There are tons of email marketing sites that can help improve yours, but this recent article shows 3 successful ways to improve response without using discounted prices as the driver. Make your emails relevant; Time them to the season’s buying habits; and take advantage of key repurchase behavior. Repurchase behavior is key since it means you know about your customers.
More companies improved customer relationships this year with the addition of live chat and personalized promotions. Look at Bank of America’s Mortgage. The minute you land on those pages, a liveperson pop-up asks if you need assistance now. Liveperson did small sample interviews that showed users spend an average of 20 hours online each week and that 17% of the time is dedicated to research and comparison of products. Those shoppers spend more than $1000 online each year.
Customer relationships are expensive to start and invaluable to improve on. Use the information you have right now to improve yours. Why do customers buy from you in the first place? What parts of your site are most popular? Are there repeat sales of similar items? Do your customers ask for items that you have but can’t be found on your site? Can you cross-promote similar items better by using existing customer data?
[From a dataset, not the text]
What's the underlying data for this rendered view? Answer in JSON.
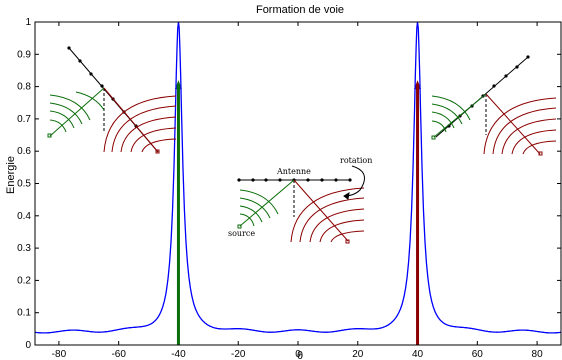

How can you better solve the needs of site visitors?
Someone once said that web users can really only do 4 things on any web site: Research, Purchase, Entertain themselves or Flee.
Help your customers research and purchase from you. See if you can’t speed up their getting information from you. Conduct a series of conversations with them through email or personalized content on your site. Use your ears and listen to what they need. Do everything you can to avoid the last of the 4. Flight means no return.
Take the steps to make sure your customers enjoy their Holidays.